Good that you caught this!

Afaik nothing in the API docs prevents the parentKey from having a readonly name, so I think failing is not the best option.
Options 1 and 2 should be fine afaik, but the errors must be copied to the returned key then.

It is true that at the moment we do not use the key name for communication but probably we should. As you know, kdbGet might return more keys than were requested. Via the parentKey we could communicate which keys were actually retrieved.

The only "disadvantage" would be if applications use the same parentKey for get&set and modify other keys outside of their parentKey and expect them not to be changed. But this is actually against the principle of Elektra that transient and persistent state should always be kept synchronous.

So the easiest and imho best fix would be to have a pre-condition that the parentKey is not allowed to be RO in any aspect (neither name, value nor meta). In any of these cases errors (INTERFACE_ERROR) should be returned.

I see little value of having the possibility of using a Key from a KeySet as parentKey. But if you think this, or other use cases I did not think of, could be useful, we can further discuss the options.

(neither name, value nor meta).

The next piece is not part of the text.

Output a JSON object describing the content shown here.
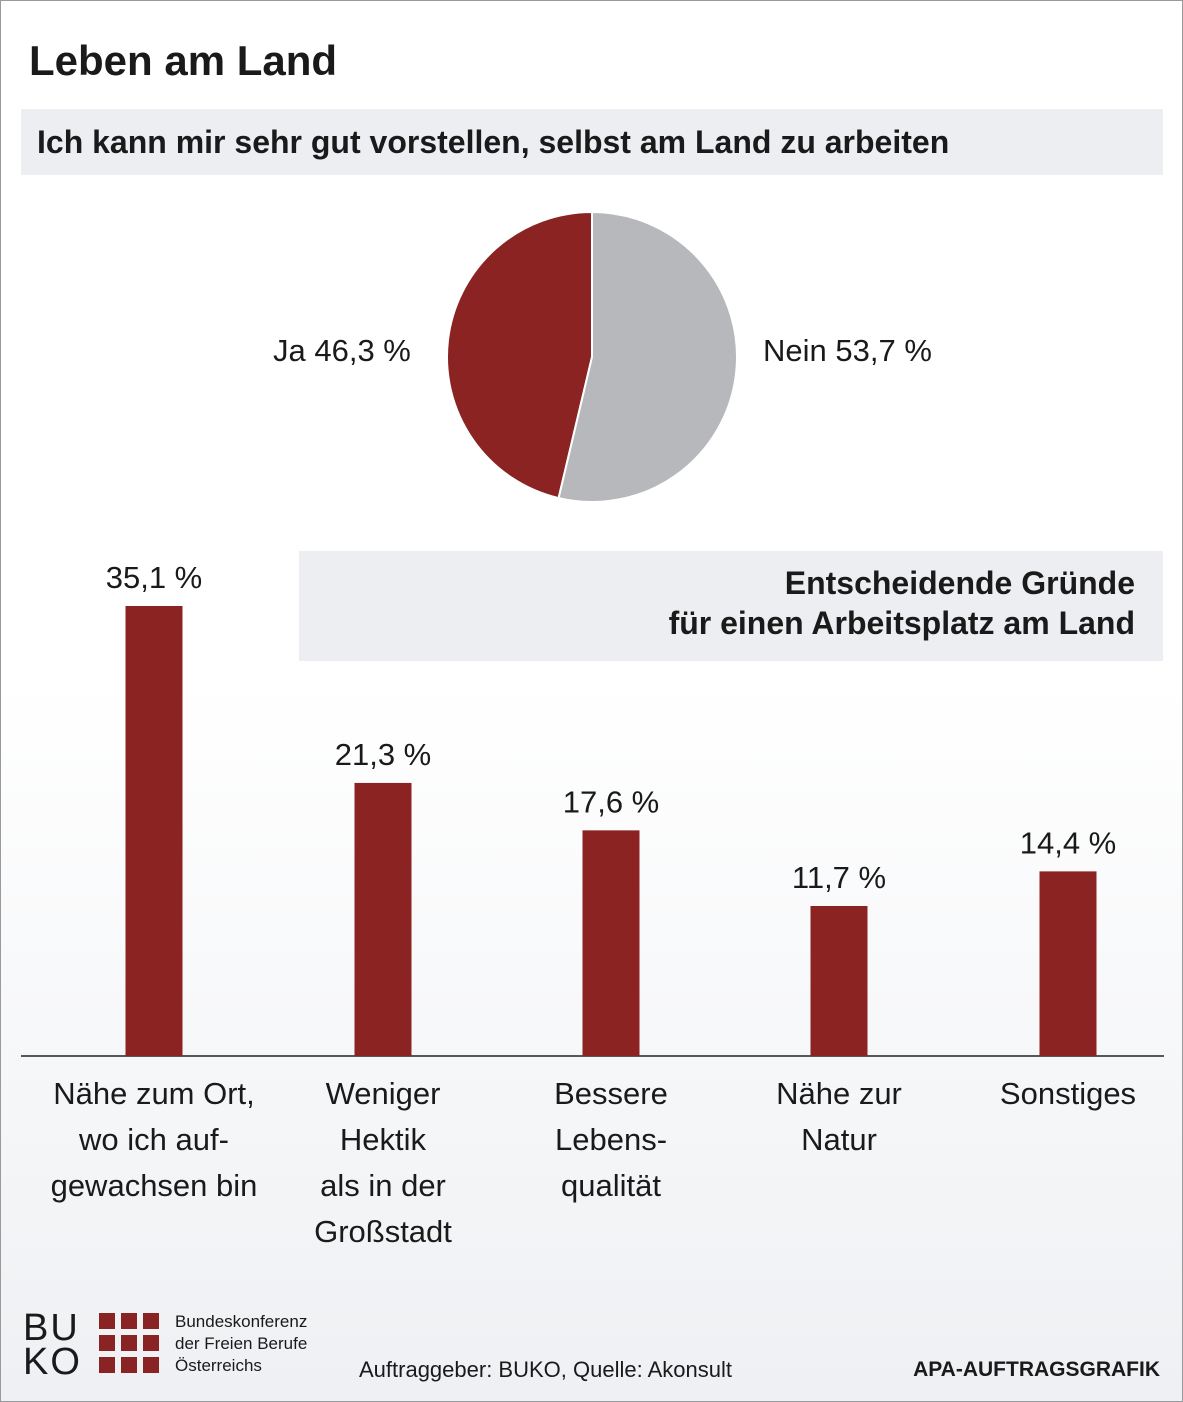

In any of these cases errors (INTERFACE_ERROR) should be returned.

How are we going to return an error on a key with read-only metadata?

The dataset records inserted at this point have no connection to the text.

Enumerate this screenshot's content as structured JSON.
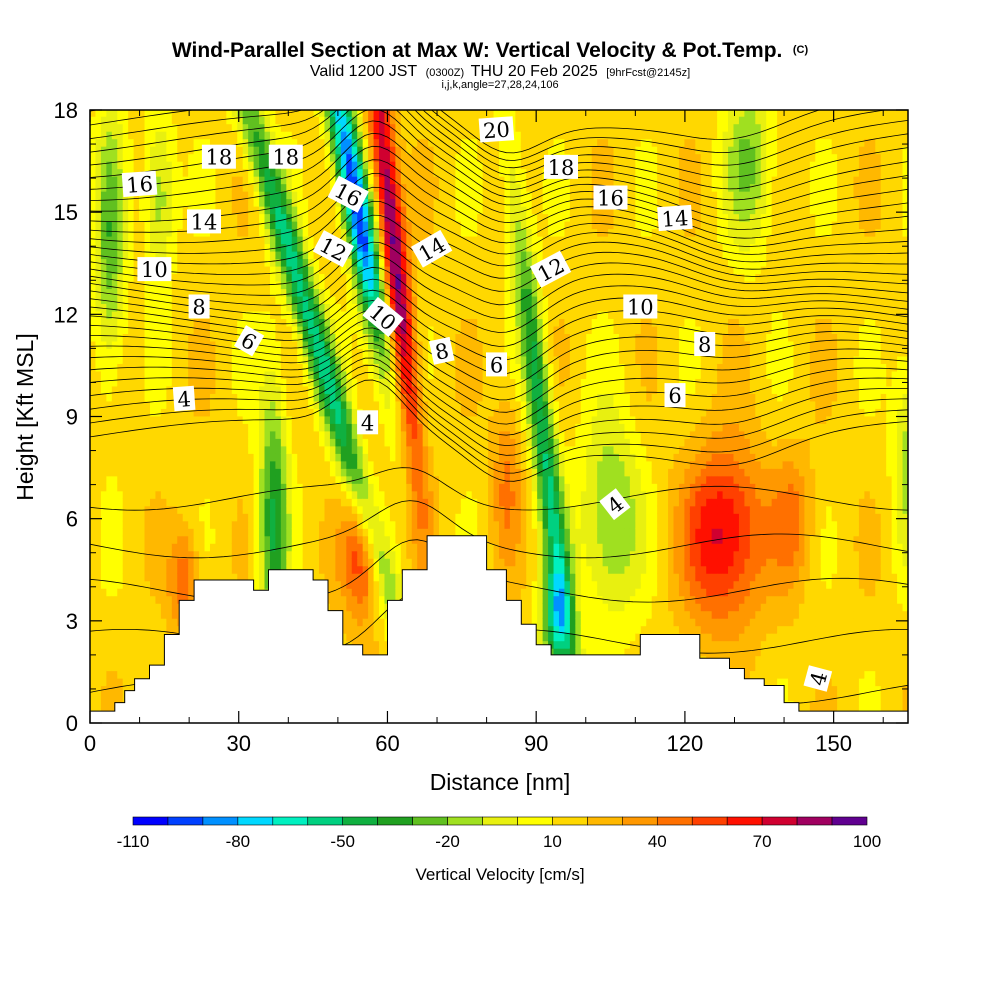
{
  "chart_data": {
    "type": "heatmap",
    "title": "Wind-Parallel Section at Max W: Vertical Velocity & Pot.Temp.",
    "title_mark": "(C)",
    "subtitle_main": "Valid 1200 JST",
    "subtitle_utc": "(0300Z)",
    "subtitle_date": "THU 20 Feb 2025",
    "subtitle_fcst": "[9hrFcst@2145z]",
    "info_line": "i,j,k,angle=27,28,24,106",
    "xlabel": "Distance [nm]",
    "ylabel": "Height [Kft MSL]",
    "xlim": [
      0,
      165
    ],
    "ylim": [
      0,
      18
    ],
    "xticks": [
      0,
      30,
      60,
      90,
      120,
      150
    ],
    "yticks": [
      0,
      3,
      6,
      9,
      12,
      15,
      18
    ],
    "colorbar": {
      "title": "Vertical Velocity [cm/s]",
      "min": -110,
      "max": 100,
      "step": 10,
      "tick_labels": [
        "-110",
        "-80",
        "-50",
        "-20",
        "10",
        "40",
        "70",
        "100"
      ],
      "tick_values": [
        -110,
        -80,
        -50,
        -20,
        10,
        40,
        70,
        100
      ],
      "colors": [
        "#0000ff",
        "#0040ff",
        "#0090ff",
        "#00d8ff",
        "#00f0c0",
        "#00d080",
        "#10b040",
        "#20a020",
        "#60c020",
        "#a0e020",
        "#e8f010",
        "#ffff00",
        "#ffd800",
        "#ffb800",
        "#ff9800",
        "#ff7000",
        "#ff4000",
        "#ff1000",
        "#d00030",
        "#a00060",
        "#600090"
      ]
    },
    "terrain": [
      [
        0,
        0.35
      ],
      [
        5,
        0.6
      ],
      [
        7,
        0.95
      ],
      [
        9,
        1.3
      ],
      [
        12,
        1.7
      ],
      [
        15,
        2.6
      ],
      [
        18,
        3.6
      ],
      [
        21,
        4.2
      ],
      [
        30,
        4.2
      ],
      [
        33,
        3.9
      ],
      [
        36,
        4.5
      ],
      [
        42,
        4.5
      ],
      [
        45,
        4.2
      ],
      [
        48,
        3.3
      ],
      [
        51,
        2.3
      ],
      [
        55,
        2.0
      ],
      [
        60,
        3.6
      ],
      [
        63,
        4.5
      ],
      [
        68,
        5.5
      ],
      [
        77,
        5.5
      ],
      [
        80,
        4.5
      ],
      [
        84,
        3.6
      ],
      [
        87,
        2.9
      ],
      [
        90,
        2.3
      ],
      [
        93,
        2.0
      ],
      [
        96,
        2.0
      ],
      [
        108,
        2.0
      ],
      [
        111,
        2.6
      ],
      [
        120,
        2.6
      ],
      [
        123,
        1.9
      ],
      [
        129,
        1.6
      ],
      [
        132,
        1.3
      ],
      [
        136,
        1.1
      ],
      [
        140,
        0.6
      ],
      [
        143,
        0.35
      ],
      [
        160,
        0.35
      ],
      [
        166,
        0.7
      ],
      [
        172,
        0.35
      ],
      [
        178,
        0.35
      ]
    ],
    "contour_labels": [
      {
        "text": "20",
        "x": 82,
        "y": 17.4,
        "rot": -4
      },
      {
        "text": "18",
        "x": 26,
        "y": 16.6,
        "rot": 0
      },
      {
        "text": "18",
        "x": 39.5,
        "y": 16.6,
        "rot": 0
      },
      {
        "text": "18",
        "x": 95,
        "y": 16.3,
        "rot": 0
      },
      {
        "text": "16",
        "x": 10,
        "y": 15.8,
        "rot": -4
      },
      {
        "text": "16",
        "x": 52,
        "y": 15.5,
        "rot": 28
      },
      {
        "text": "16",
        "x": 105,
        "y": 15.4,
        "rot": 0
      },
      {
        "text": "14",
        "x": 23,
        "y": 14.7,
        "rot": 0
      },
      {
        "text": "14",
        "x": 118,
        "y": 14.8,
        "rot": -4
      },
      {
        "text": "14",
        "x": 69,
        "y": 13.9,
        "rot": -30
      },
      {
        "text": "12",
        "x": 49,
        "y": 13.9,
        "rot": 28
      },
      {
        "text": "12",
        "x": 93,
        "y": 13.3,
        "rot": -28
      },
      {
        "text": "10",
        "x": 13,
        "y": 13.3,
        "rot": 0
      },
      {
        "text": "10",
        "x": 111,
        "y": 12.2,
        "rot": 0
      },
      {
        "text": "10",
        "x": 59,
        "y": 11.9,
        "rot": 40
      },
      {
        "text": "8",
        "x": 22,
        "y": 12.2,
        "rot": 0
      },
      {
        "text": "8",
        "x": 124,
        "y": 11.1,
        "rot": 0
      },
      {
        "text": "8",
        "x": 71,
        "y": 10.9,
        "rot": -12
      },
      {
        "text": "6",
        "x": 32,
        "y": 11.2,
        "rot": 30
      },
      {
        "text": "6",
        "x": 82,
        "y": 10.5,
        "rot": 0
      },
      {
        "text": "6",
        "x": 118,
        "y": 9.6,
        "rot": 0
      },
      {
        "text": "4",
        "x": 19,
        "y": 9.5,
        "rot": -4
      },
      {
        "text": "4",
        "x": 56,
        "y": 8.8,
        "rot": 0
      },
      {
        "text": "4",
        "x": 106,
        "y": 6.4,
        "rot": -38
      },
      {
        "text": "4",
        "x": 147,
        "y": 1.3,
        "rot": -75
      }
    ]
  }
}
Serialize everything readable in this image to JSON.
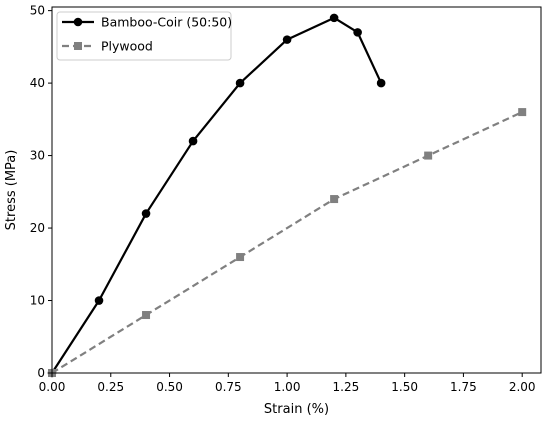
{
  "chart_data": {
    "type": "line",
    "xlabel": "Strain (%)",
    "ylabel": "Stress (MPa)",
    "xlim": [
      0.0,
      2.08
    ],
    "ylim": [
      0,
      50.5
    ],
    "xticks": [
      "0.00",
      "0.25",
      "0.50",
      "0.75",
      "1.00",
      "1.25",
      "1.50",
      "1.75",
      "2.00"
    ],
    "yticks": [
      "0",
      "10",
      "20",
      "30",
      "40",
      "50"
    ],
    "grid": false,
    "legend_position": "top-left",
    "series": [
      {
        "name": "Bamboo-Coir (50:50)",
        "color": "#000000",
        "line_style": "solid",
        "marker": "circle",
        "x": [
          0.0,
          0.2,
          0.4,
          0.6,
          0.8,
          1.0,
          1.2,
          1.3,
          1.4
        ],
        "y": [
          0,
          10,
          22,
          32,
          40,
          46,
          49,
          47,
          40
        ]
      },
      {
        "name": "Plywood",
        "color": "#808080",
        "line_style": "dashed",
        "marker": "square",
        "x": [
          0.0,
          0.4,
          0.8,
          1.2,
          1.6,
          2.0
        ],
        "y": [
          0,
          8,
          16,
          24,
          30,
          36
        ]
      }
    ]
  }
}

I think we should just add a return code -2 for: handle, ks or parentKey are invalid (i.e. NULL, read-only, etc.)

You are right, we better not set an error with ro-metadata. But currently we only return -1 on any errors in the whole API. So all situations where we cannot properly return errors, we return only -1 without setting an error.

If handle and ks is 0, we return a proper INTERFACE_ERROR error. This is already handled, so nothing to do there.

Most important would be to catch this before the storage plugins are called and return with some error.

I don't know if it pays off to add more return values for various errors. But I see that a readonly parentKey (metadata) is a special case where we can't add the error message to the key. @kodebach if you think -2 would be appropriate, then it's definitely good that you caught this pre 1.0.

There was already a quite lengthy discussion about -2 in #3029 and there it is much more important to actually distinguish about the return values as it is not a simple "you are using the API totally wrong so that we are unable to yield a proper error" (as it would be here) but something that happened in real-world programs from user-input (wrongly typed names).

To not go into deeply involved in discussions without the person who actually will do this across the whole API (Stefan), I would suggest to simply fix this concrete problem KEY_FLAG_RO_NAME with the appropriate INTERFACE_ERROR and carry on with the other important things for 0.9.4.

I would suggest to simply fix this concrete problem KEY_FLAG_RO_NAME with the appropriate INTERFACE_ERROR and carry on with the other important things for 0.9.4.

Yes, I think this is definitely the way for now. In addition, I think kdbSet should fail immediately (i.e. the first if should check this), if parentKey has KEY_FLAG_RO_META set. That way we guarantee that this is the only case, where we return -1 and do not set an error on parentKey.